How Staph infections elude the immune system

A paper in The Journal of Experimental Medicine finds potentially lethal bacterium protects itself by causing immune tunnel vision. By tricking the immune system into focusing on one bug-associated factor, the bacterium Staphylococcus aureus dodges the production of antibodies that would otherwise protect against infection.

Staphylococcus aureus accounts for roughly 20% of hospital-acquired blood infections, and antibiotic-resistant strains of the bug (MRSA) are on the rise. Unfortunately, efforts to protect people against Staph infections using vaccines have been largely unsuccessful. Studies in mice have shown that protection against Staph infection depends on the production of antibodies. Although several bacterial proteins can be recognized by human antibodies, these antibodies are often not enough to fight off infection or prevent re-infection.

Patrick Wilson and colleagues now find that although circulating antibodies in people infected with Staph aureus are capable of recognizing a broad range of bacterial proteins, the active immune response is focused on only one—protein A (SpA).
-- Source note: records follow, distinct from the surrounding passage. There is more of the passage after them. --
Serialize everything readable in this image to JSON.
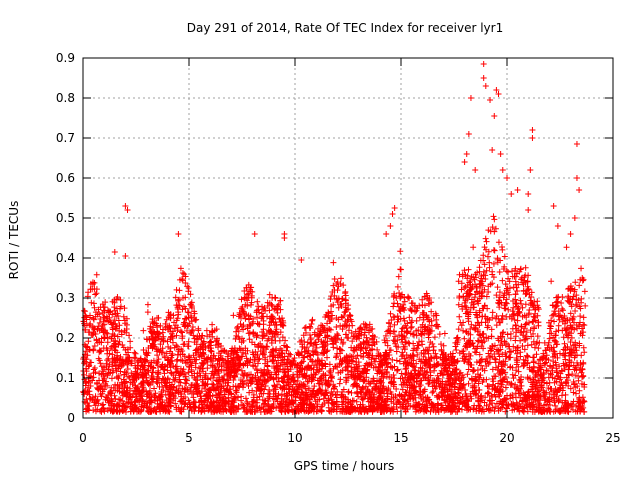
{
  "chart_data": {
    "type": "scatter",
    "title": "Day 291 of 2014, Rate Of TEC Index for receiver lyr1",
    "xlabel": "GPS time / hours",
    "ylabel": "ROTI / TECUs",
    "xlim": [
      0,
      25
    ],
    "ylim": [
      0,
      0.9
    ],
    "x_ticks": [
      0,
      5,
      10,
      15,
      20,
      25
    ],
    "y_ticks": [
      0,
      0.1,
      0.2,
      0.3,
      0.4,
      0.5,
      0.6,
      0.7,
      0.8,
      0.9
    ],
    "x_tick_labels": [
      "0",
      "5",
      "10",
      "15",
      "20",
      "25"
    ],
    "y_tick_labels": [
      "0",
      "0.1",
      "0.2",
      "0.3",
      "0.4",
      "0.5",
      "0.6",
      "0.7",
      "0.8",
      "0.9"
    ],
    "grid": true,
    "marker": "+",
    "marker_color": "#ff0000",
    "series": [
      {
        "name": "ROTI",
        "description": "Dense band of values 0.02-0.35 across 0-23.7 h; notable spikes ~0.52 near 2 h, ~0.46 near 4.5 h, 8 h and 9.5 h, ~0.52 near 14.7 h, and peaks up to ~0.88 between 18-21 h, ~0.72 at 21.2 h, ~0.69 at 23.3 h.",
        "points": [
          [
            2.0,
            0.53
          ],
          [
            2.1,
            0.52
          ],
          [
            4.5,
            0.46
          ],
          [
            8.1,
            0.46
          ],
          [
            9.5,
            0.46
          ],
          [
            9.5,
            0.45
          ],
          [
            10.3,
            0.395
          ],
          [
            1.5,
            0.415
          ],
          [
            2.0,
            0.405
          ],
          [
            14.6,
            0.51
          ],
          [
            14.7,
            0.525
          ],
          [
            14.5,
            0.48
          ],
          [
            14.3,
            0.46
          ],
          [
            18.0,
            0.64
          ],
          [
            18.1,
            0.66
          ],
          [
            18.2,
            0.71
          ],
          [
            18.3,
            0.8
          ],
          [
            18.5,
            0.62
          ],
          [
            18.9,
            0.885
          ],
          [
            18.9,
            0.85
          ],
          [
            19.0,
            0.83
          ],
          [
            19.2,
            0.795
          ],
          [
            19.5,
            0.82
          ],
          [
            19.6,
            0.81
          ],
          [
            19.4,
            0.755
          ],
          [
            19.3,
            0.67
          ],
          [
            19.7,
            0.66
          ],
          [
            19.8,
            0.62
          ],
          [
            20.0,
            0.6
          ],
          [
            20.2,
            0.56
          ],
          [
            20.5,
            0.57
          ],
          [
            21.0,
            0.56
          ],
          [
            21.2,
            0.72
          ],
          [
            21.2,
            0.7
          ],
          [
            21.1,
            0.62
          ],
          [
            21.0,
            0.52
          ],
          [
            22.2,
            0.53
          ],
          [
            22.4,
            0.48
          ],
          [
            23.0,
            0.46
          ],
          [
            23.3,
            0.685
          ],
          [
            23.3,
            0.6
          ],
          [
            23.4,
            0.57
          ],
          [
            23.2,
            0.5
          ]
        ]
      }
    ]
  }
}
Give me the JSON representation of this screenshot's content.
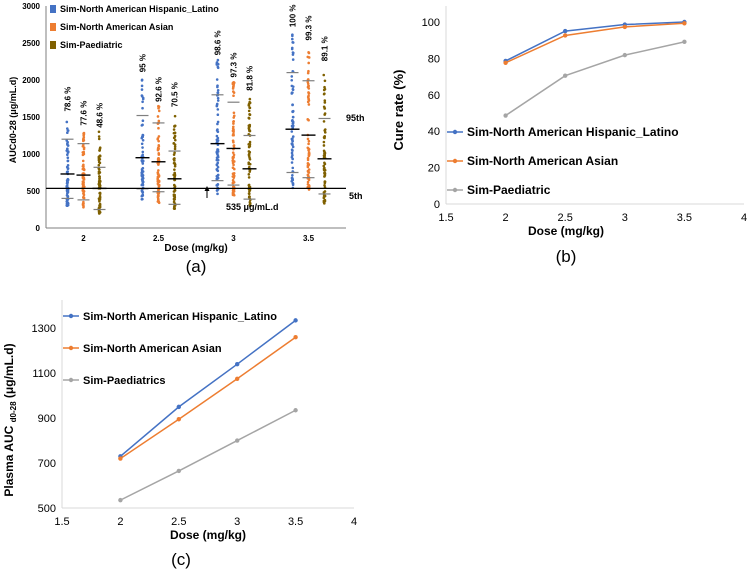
{
  "chart_data": [
    {
      "panel": "a",
      "type": "scatter",
      "caption": "(a)",
      "xlabel": "Dose (mg/kg)",
      "ylabel": "AUCd0-28 (μg/mL.d)",
      "ylim": [
        0,
        3000
      ],
      "yticks": [
        "0",
        "500",
        "1000",
        "1500",
        "2000",
        "2500",
        "3000"
      ],
      "categories": [
        "2",
        "2.5",
        "3",
        "3.5"
      ],
      "threshold": {
        "value": 535,
        "label": "535 μg/mL.d",
        "p5_label": "5th",
        "p95_label": "95th"
      },
      "series": [
        {
          "name": "Sim-North American Hispanic_Latino",
          "color": "#4472c4",
          "cure_labels": [
            "78.6 %",
            "95 %",
            "98.6 %",
            "100 %"
          ],
          "median": [
            730,
            950,
            1140,
            1335
          ],
          "p5": [
            400,
            530,
            640,
            750
          ],
          "p95": [
            1200,
            1520,
            1800,
            2100
          ],
          "min": [
            300,
            380,
            450,
            540
          ],
          "max": [
            1520,
            2050,
            2280,
            2660
          ]
        },
        {
          "name": "Sim-North American Asian",
          "color": "#ed7d31",
          "cure_labels": [
            "77.6 %",
            "92.6 %",
            "97.3 %",
            "99.3 %"
          ],
          "median": [
            715,
            895,
            1075,
            1255
          ],
          "p5": [
            380,
            490,
            580,
            680
          ],
          "p95": [
            1140,
            1420,
            1700,
            1990
          ],
          "min": [
            280,
            340,
            400,
            500
          ],
          "max": [
            1330,
            1650,
            1980,
            2480
          ]
        },
        {
          "name": "Sim-Paediatric",
          "color": "#7f6000",
          "cure_labels": [
            "48.6 %",
            "70.5 %",
            "81.8 %",
            "89.1 %"
          ],
          "median": [
            535,
            665,
            800,
            935
          ],
          "p5": [
            250,
            320,
            390,
            460
          ],
          "p95": [
            820,
            1040,
            1250,
            1480
          ],
          "min": [
            180,
            230,
            280,
            330
          ],
          "max": [
            1300,
            1580,
            1800,
            2200
          ]
        }
      ]
    },
    {
      "panel": "b",
      "type": "line",
      "caption": "(b)",
      "xlabel": "Dose (mg/kg)",
      "ylabel": "Cure rate (%)",
      "xlim": [
        1.5,
        4
      ],
      "ylim": [
        0,
        100
      ],
      "xticks": [
        "1.5",
        "2",
        "2.5",
        "3",
        "3.5",
        "4"
      ],
      "yticks": [
        "0",
        "20",
        "40",
        "60",
        "80",
        "100"
      ],
      "x": [
        2,
        2.5,
        3,
        3.5
      ],
      "series": [
        {
          "name": "Sim-North American Hispanic_Latino",
          "color": "#4472c4",
          "values": [
            78.6,
            95,
            98.6,
            100
          ]
        },
        {
          "name": "Sim-North American Asian",
          "color": "#ed7d31",
          "values": [
            77.6,
            92.6,
            97.3,
            99.3
          ]
        },
        {
          "name": "Sim-Paediatric",
          "color": "#a5a5a5",
          "values": [
            48.6,
            70.5,
            81.8,
            89.1
          ]
        }
      ]
    },
    {
      "panel": "c",
      "type": "line",
      "caption": "(c)",
      "xlabel": "Dose (mg/kg)",
      "ylabel_main": "Plasma AUC ",
      "ylabel_sub": "d0-28",
      "ylabel_unit": " (μg/mL.d)",
      "xlim": [
        1.5,
        4
      ],
      "ylim": [
        500,
        1350
      ],
      "xticks": [
        "1.5",
        "2",
        "2.5",
        "3",
        "3.5",
        "4"
      ],
      "yticks": [
        "500",
        "700",
        "900",
        "1100",
        "1300"
      ],
      "x": [
        2,
        2.5,
        3,
        3.5
      ],
      "series": [
        {
          "name": "Sim-North American Hispanic_Latino",
          "color": "#4472c4",
          "values": [
            730,
            950,
            1140,
            1335
          ]
        },
        {
          "name": "Sim-North American Asian",
          "color": "#ed7d31",
          "values": [
            720,
            895,
            1075,
            1260
          ]
        },
        {
          "name": "Sim-Paediatrics",
          "color": "#a5a5a5",
          "values": [
            535,
            665,
            800,
            935
          ]
        }
      ]
    }
  ]
}
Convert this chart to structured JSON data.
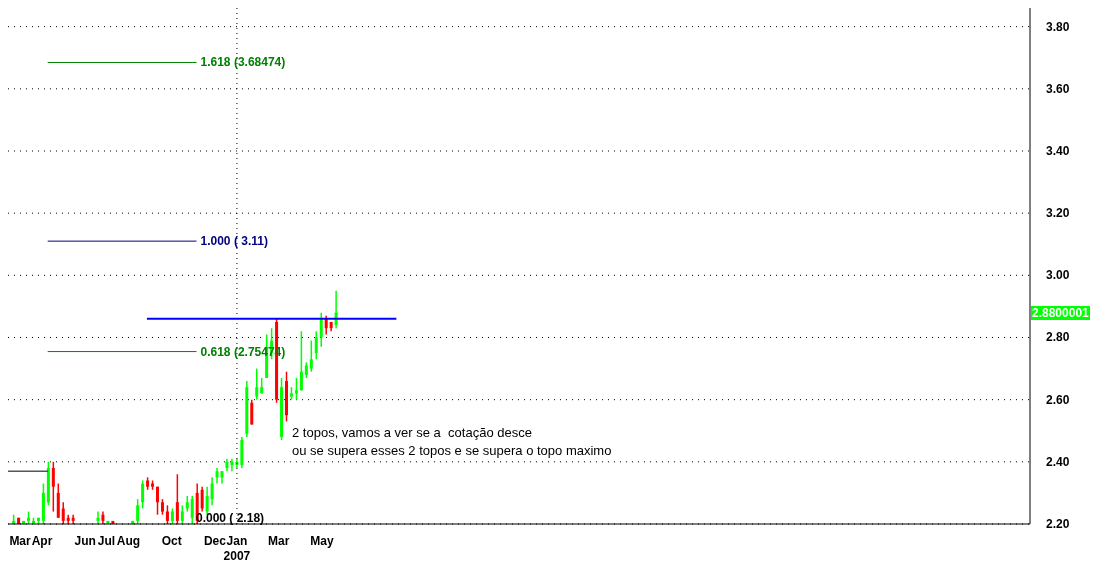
{
  "chart_data": {
    "type": "candlestick",
    "x": [
      "2006-02-20",
      "2006-02-27",
      "2006-03-06",
      "2006-03-13",
      "2006-03-20",
      "2006-03-27",
      "2006-04-03",
      "2006-04-10",
      "2006-04-17",
      "2006-04-24",
      "2006-05-01",
      "2006-05-08",
      "2006-05-15",
      "2006-06-19",
      "2006-06-26",
      "2006-07-03",
      "2006-07-10",
      "2006-08-07",
      "2006-08-14",
      "2006-08-21",
      "2006-08-28",
      "2006-09-04",
      "2006-09-11",
      "2006-09-18",
      "2006-09-25",
      "2006-10-02",
      "2006-10-09",
      "2006-10-16",
      "2006-10-23",
      "2006-10-30",
      "2006-11-06",
      "2006-11-13",
      "2006-11-20",
      "2006-11-27",
      "2006-12-04",
      "2006-12-11",
      "2006-12-18",
      "2006-12-25",
      "2007-01-01",
      "2007-01-08",
      "2007-01-15",
      "2007-01-22",
      "2007-01-29",
      "2007-02-05",
      "2007-02-12",
      "2007-02-19",
      "2007-02-26",
      "2007-03-05",
      "2007-03-12",
      "2007-03-19",
      "2007-03-26",
      "2007-04-02",
      "2007-04-09",
      "2007-04-16",
      "2007-04-23",
      "2007-04-30",
      "2007-05-07",
      "2007-05-14",
      "2007-05-21"
    ],
    "ohlc": [
      [
        2.2,
        2.23,
        2.2,
        2.21
      ],
      [
        2.22,
        2.22,
        2.2,
        2.2
      ],
      [
        2.2,
        2.21,
        2.2,
        2.21
      ],
      [
        2.21,
        2.24,
        2.2,
        2.22
      ],
      [
        2.2,
        2.22,
        2.2,
        2.21
      ],
      [
        2.21,
        2.22,
        2.2,
        2.22
      ],
      [
        2.21,
        2.33,
        2.2,
        2.3
      ],
      [
        2.27,
        2.4,
        2.26,
        2.38
      ],
      [
        2.38,
        2.4,
        2.24,
        2.32
      ],
      [
        2.3,
        2.33,
        2.22,
        2.22
      ],
      [
        2.25,
        2.27,
        2.2,
        2.21
      ],
      [
        2.22,
        2.23,
        2.2,
        2.21
      ],
      [
        2.22,
        2.23,
        2.2,
        2.21
      ],
      [
        2.21,
        2.24,
        2.2,
        2.22
      ],
      [
        2.23,
        2.24,
        2.2,
        2.21
      ],
      [
        2.2,
        2.21,
        2.2,
        2.21
      ],
      [
        2.21,
        2.21,
        2.2,
        2.2
      ],
      [
        2.2,
        2.21,
        2.2,
        2.21
      ],
      [
        2.21,
        2.28,
        2.2,
        2.26
      ],
      [
        2.27,
        2.34,
        2.25,
        2.33
      ],
      [
        2.34,
        2.35,
        2.31,
        2.32
      ],
      [
        2.33,
        2.34,
        2.31,
        2.32
      ],
      [
        2.32,
        2.32,
        2.23,
        2.27
      ],
      [
        2.27,
        2.28,
        2.23,
        2.24
      ],
      [
        2.24,
        2.26,
        2.2,
        2.21
      ],
      [
        2.21,
        2.25,
        2.2,
        2.24
      ],
      [
        2.27,
        2.36,
        2.2,
        2.21
      ],
      [
        2.21,
        2.26,
        2.2,
        2.24
      ],
      [
        2.25,
        2.29,
        2.24,
        2.27
      ],
      [
        2.22,
        2.29,
        2.2,
        2.28
      ],
      [
        2.3,
        2.33,
        2.2,
        2.21
      ],
      [
        2.31,
        2.32,
        2.24,
        2.25
      ],
      [
        2.24,
        2.32,
        2.23,
        2.29
      ],
      [
        2.28,
        2.35,
        2.26,
        2.33
      ],
      [
        2.35,
        2.38,
        2.33,
        2.37
      ],
      [
        2.35,
        2.37,
        2.33,
        2.37
      ],
      [
        2.38,
        2.41,
        2.37,
        2.4
      ],
      [
        2.39,
        2.41,
        2.37,
        2.4
      ],
      [
        2.39,
        2.41,
        2.38,
        2.4
      ],
      [
        2.39,
        2.48,
        2.38,
        2.47
      ],
      [
        2.49,
        2.66,
        2.48,
        2.64
      ],
      [
        2.59,
        2.6,
        2.52,
        2.52
      ],
      [
        2.61,
        2.7,
        2.6,
        2.64
      ],
      [
        2.62,
        2.67,
        2.62,
        2.64
      ],
      [
        2.67,
        2.81,
        2.67,
        2.77
      ],
      [
        2.75,
        2.83,
        2.73,
        2.79
      ],
      [
        2.85,
        2.86,
        2.59,
        2.6
      ],
      [
        2.48,
        2.67,
        2.47,
        2.64
      ],
      [
        2.66,
        2.69,
        2.53,
        2.55
      ],
      [
        2.61,
        2.64,
        2.6,
        2.62
      ],
      [
        2.62,
        2.67,
        2.6,
        2.63
      ],
      [
        2.63,
        2.82,
        2.63,
        2.69
      ],
      [
        2.68,
        2.72,
        2.67,
        2.71
      ],
      [
        2.7,
        2.79,
        2.69,
        2.73
      ],
      [
        2.75,
        2.82,
        2.73,
        2.8
      ],
      [
        2.8,
        2.88,
        2.77,
        2.86
      ],
      [
        2.86,
        2.87,
        2.81,
        2.83
      ],
      [
        2.85,
        2.85,
        2.82,
        2.83
      ],
      [
        2.84,
        2.95,
        2.83,
        2.88
      ]
    ],
    "colors": [
      "#00ff00",
      "#ff0000",
      "#00ff00",
      "#00ff00",
      "#00ff00",
      "#00ff00",
      "#00ff00",
      "#00ff00",
      "#ff0000",
      "#ff0000",
      "#ff0000",
      "#ff0000",
      "#ff0000",
      "#00ff00",
      "#ff0000",
      "#00ff00",
      "#ff0000",
      "#00ff00",
      "#00ff00",
      "#00ff00",
      "#ff0000",
      "#ff0000",
      "#ff0000",
      "#ff0000",
      "#ff0000",
      "#00ff00",
      "#ff0000",
      "#00ff00",
      "#00ff00",
      "#00ff00",
      "#ff0000",
      "#ff0000",
      "#00ff00",
      "#00ff00",
      "#00ff00",
      "#00ff00",
      "#00ff00",
      "#00ff00",
      "#00ff00",
      "#00ff00",
      "#00ff00",
      "#ff0000",
      "#00ff00",
      "#00ff00",
      "#00ff00",
      "#00ff00",
      "#ff0000",
      "#00ff00",
      "#ff0000",
      "#00ff00",
      "#00ff00",
      "#00ff00",
      "#00ff00",
      "#00ff00",
      "#00ff00",
      "#00ff00",
      "#ff0000",
      "#ff0000",
      "#00ff00"
    ],
    "series": [
      {
        "type": "line",
        "name": "1.618 (3.68474)",
        "color": "#008000",
        "x": [
          "2006-04-09",
          "2006-11-05"
        ],
        "values": [
          3.68474,
          3.68474
        ]
      },
      {
        "type": "line",
        "name": "1.000 ( 3.11)",
        "color": "#000080",
        "x": [
          "2006-04-09",
          "2006-11-05"
        ],
        "values": [
          3.11,
          3.11
        ]
      },
      {
        "type": "line",
        "name": "0.618 (2.75474)",
        "color": "#008000",
        "x": [
          "2006-04-09",
          "2006-11-05"
        ],
        "values": [
          2.75474,
          2.75474
        ]
      },
      {
        "type": "line",
        "color": "#000000",
        "x": [
          "2006-02-12",
          "2006-04-09"
        ],
        "values": [
          2.37,
          2.37
        ]
      },
      {
        "type": "line",
        "color": "#0000ff",
        "x": [
          "2006-08-27",
          "2007-08-14"
        ],
        "values": [
          2.86,
          2.86
        ]
      }
    ],
    "xlim": [
      "2006-02-12",
      "2010-01-24"
    ],
    "xticks": [
      {
        "value": "2006-03-01",
        "label": "Mar"
      },
      {
        "value": "2006-04-01",
        "label": "Apr"
      },
      {
        "value": "2006-06-01",
        "label": "Jun"
      },
      {
        "value": "2006-07-01",
        "label": "Jul"
      },
      {
        "value": "2006-08-01",
        "label": "Aug"
      },
      {
        "value": "2006-10-01",
        "label": "Oct"
      },
      {
        "value": "2006-12-01",
        "label": "Dec"
      },
      {
        "value": "2007-01-01",
        "label": "Jan\n2007"
      },
      {
        "value": "2007-03-01",
        "label": "Mar"
      },
      {
        "value": "2007-05-01",
        "label": "May"
      }
    ],
    "ylim": [
      2.2,
      3.86
    ],
    "yticks": [
      {
        "value": 2.2,
        "label": "2.20"
      },
      {
        "value": 2.4,
        "label": "2.40"
      },
      {
        "value": 2.6,
        "label": "2.60"
      },
      {
        "value": 2.8,
        "label": "2.80"
      },
      {
        "value": 3,
        "label": "3.00"
      },
      {
        "value": 3.2,
        "label": "3.20"
      },
      {
        "value": 3.4,
        "label": "3.40"
      },
      {
        "value": 3.6,
        "label": "3.60"
      },
      {
        "value": 3.8,
        "label": "3.80"
      }
    ],
    "grid": "y",
    "ref_lines": [
      {
        "axis": "x",
        "value": "2007-01-01",
        "color": "#000000",
        "line_style": "dotted"
      }
    ],
    "annotations": [
      "0.000 ( 2.18)",
      "2 topos, vamos a ver se a  cotação desce\nou se supera esses 2 topos e se supera o topo maximo",
      "2.8800001"
    ]
  }
}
Antibody producing B cells express highly variable receptors on their surface, and normally only a few B cells are capable of recognizing a given molecule ("antigen"), often part of an invading pathogen. When a B cell encounters its specific antigen, it fine-tunes its surface receptor for better, faster recognition the second time around. But SpA acts as a "superantigen," meaning that it binds to and activates many B cells regardless of their receptor specificity. Once activated, some of the B cells in Staph-infected people appeared to tune their receptors to recognize SpA rather than their intended antigens. This may allow the bug to overpower B cells that might otherwise generate protective antibodies specific for other bacterial components.

It's not clear why antibodies against SpA are not protective, but these data suggest that future vaccine approaches must be designed to side-step this bacterial subterfuge.